The Historicity of Text as Literary Artifact
By Mustafa Amjed Jasim
In “The Historical Text as Literary Artifact” Hayden White compares between literature and history through exploring the tools employed in writing. He starts his essay stating that it is difficult to get an objective history without bias or prejudice. Stylistically speaking, White deems that historians work to fit history into a number of pre-existing plot paradigms, highlighting some facts while suppressing others to create a narrative form for example, romantic, tragic satire etc. White states:
No historical event is intrinsically tragic; it can only be conceived as such from a particular point of view or from within the context of a structured set of events of which it is an element enjoying a privileged place. For in history what is tragic from one perspective is comic from another (White, 84).
In other words, the same events can serve as components of a story that is tragic or comic. as the case may be, depending on the historian’s choice of the plot structuration that he considers most appropriate for ordering events of that kind so as to make them into a comprehensible story. The historical events are made into a story by the suppression or subordination of certain of elements and the highlighting of others, by characterization, variation of tone and point of view. The same techniques that we would normally expect to find in fictions. Historical narratives gain their power by merging data into the form of stories. Those stories take their shape from what White calls “emplotment,” historians fashion their source material into narrative. Historiography, White argues, encodes historical data, which themselves do not form a story but rather one of four possible intelligible emplotments types can be used: tragic, comic, romantic, and ironic. (Cudden, 233). A single historical event from our country for instance Iraqi Tishreen Revolution will be emplotted in different ways to produce different interpretations. Some might perceive the Revolution from Romantic modality while others view the Revolution from tragic modality. It cannot be said to have had more knowledge of the “facts” from one to another. They simply had different notions of the kind of story that best suit the facts they knew. They seek out different kinds of facts because they have different kinds of stories to tell. It depends on the trope of figurative representation that dominates the historian’s language and culture. These tropes, which correspond to the four emplotment types mentioned above, include metaphor, metonymy, synecdoche and irony. White supports his argument by dint of exploring various philosophers’ analyses of the historical narrative, including Northrop Frye, R.G. Collingwood, and Claude Levi-Strauss.

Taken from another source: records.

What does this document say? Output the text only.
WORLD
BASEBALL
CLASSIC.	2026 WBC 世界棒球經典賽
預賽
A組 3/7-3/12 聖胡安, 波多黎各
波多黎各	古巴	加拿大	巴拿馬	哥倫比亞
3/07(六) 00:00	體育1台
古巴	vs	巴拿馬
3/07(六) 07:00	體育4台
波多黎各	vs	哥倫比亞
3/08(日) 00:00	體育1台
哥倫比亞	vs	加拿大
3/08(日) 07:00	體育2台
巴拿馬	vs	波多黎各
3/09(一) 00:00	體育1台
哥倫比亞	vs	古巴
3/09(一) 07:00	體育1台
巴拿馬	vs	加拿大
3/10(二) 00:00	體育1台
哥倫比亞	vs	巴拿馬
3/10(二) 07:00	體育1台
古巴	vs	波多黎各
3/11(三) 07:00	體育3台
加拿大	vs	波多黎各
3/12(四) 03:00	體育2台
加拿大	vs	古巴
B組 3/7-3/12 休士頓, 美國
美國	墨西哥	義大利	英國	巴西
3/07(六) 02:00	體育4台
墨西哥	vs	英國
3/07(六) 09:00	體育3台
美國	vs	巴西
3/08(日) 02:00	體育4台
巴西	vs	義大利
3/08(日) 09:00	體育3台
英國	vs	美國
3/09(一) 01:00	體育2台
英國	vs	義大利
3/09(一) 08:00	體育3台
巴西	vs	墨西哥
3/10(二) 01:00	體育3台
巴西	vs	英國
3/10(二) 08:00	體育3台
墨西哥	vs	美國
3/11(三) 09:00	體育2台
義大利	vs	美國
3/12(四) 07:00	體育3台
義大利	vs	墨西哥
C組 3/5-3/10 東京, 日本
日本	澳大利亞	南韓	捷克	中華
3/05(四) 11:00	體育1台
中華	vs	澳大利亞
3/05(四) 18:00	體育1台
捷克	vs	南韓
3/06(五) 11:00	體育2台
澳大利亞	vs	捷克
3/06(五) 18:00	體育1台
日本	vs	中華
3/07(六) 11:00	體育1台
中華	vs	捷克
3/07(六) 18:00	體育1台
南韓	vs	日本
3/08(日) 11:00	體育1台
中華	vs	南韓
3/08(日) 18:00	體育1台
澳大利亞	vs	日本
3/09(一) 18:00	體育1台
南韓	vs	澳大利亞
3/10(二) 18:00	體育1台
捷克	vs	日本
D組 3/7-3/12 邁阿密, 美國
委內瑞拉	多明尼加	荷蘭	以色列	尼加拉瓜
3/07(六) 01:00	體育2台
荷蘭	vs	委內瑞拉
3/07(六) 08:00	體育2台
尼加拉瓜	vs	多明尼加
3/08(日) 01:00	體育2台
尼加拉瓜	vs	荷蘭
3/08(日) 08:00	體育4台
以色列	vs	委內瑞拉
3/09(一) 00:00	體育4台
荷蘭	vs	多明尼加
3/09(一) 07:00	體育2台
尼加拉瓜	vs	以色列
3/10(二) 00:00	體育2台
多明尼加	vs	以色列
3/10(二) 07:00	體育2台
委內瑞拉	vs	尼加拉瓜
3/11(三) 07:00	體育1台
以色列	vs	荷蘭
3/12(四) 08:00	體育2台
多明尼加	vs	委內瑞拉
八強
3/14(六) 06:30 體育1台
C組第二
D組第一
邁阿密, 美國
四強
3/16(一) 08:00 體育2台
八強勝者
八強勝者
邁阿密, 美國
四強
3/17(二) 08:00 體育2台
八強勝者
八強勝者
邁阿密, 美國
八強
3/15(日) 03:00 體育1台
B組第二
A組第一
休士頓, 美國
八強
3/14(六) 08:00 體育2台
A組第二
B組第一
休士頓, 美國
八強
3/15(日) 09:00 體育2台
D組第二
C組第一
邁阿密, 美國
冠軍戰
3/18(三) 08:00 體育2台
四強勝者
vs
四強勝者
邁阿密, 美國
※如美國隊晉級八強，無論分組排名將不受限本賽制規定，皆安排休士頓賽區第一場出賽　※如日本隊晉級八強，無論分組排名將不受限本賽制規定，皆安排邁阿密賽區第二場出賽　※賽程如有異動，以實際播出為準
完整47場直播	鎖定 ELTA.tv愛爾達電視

For example, R.G. Collingwood states that a historian is no more than a storyteller who shows his strength through making a plausible story out of facts. In the same manner, Frye claims that every work of literature has ·both a fictional and a thematic aspect, but as we move from “fictional projection” toward the articulation of theme, the writing starts to take on the aspect of straight discursive writing and cease to be literature. Fry pigeonholes history to the category of “discursive writing,” so that when the fictional element or mythic plot structure is present in it, it ceases to be history altogether and becomes hybrid or a bastard genre, union between history and fiction. His essay raises questions about the disciplinary boundaries between history and literature (Fact vs. Fiction). His theory attempts to blur the disciplinary distinctions between historiography and literature. He argues strongly that historians employ the historical imagination when depicting the past. In other words, the historian relies on the narrative strategies of a literary writer. At the level of the symbolic structure, the historical narrative does not reproduce the events it describes; it tells us in what direction to think about the events and charges our thought about the events with different emotional valences (Leitch, 1720-21).
References
Cudden, J.A . A Dictionary of Literary Terms and Literary Theory. West Wessux: Blackwell
Publication, 2013.
Leitch, Vincent B. The Norton Anthology of Theory and Criticism. London: W. W. Norton &
Company, 2011.
White. Hayden. Metahistory: The Historical Imagination in Nineteenth-Century Europe.
Baltimore: John Hopkins University Press, 1973.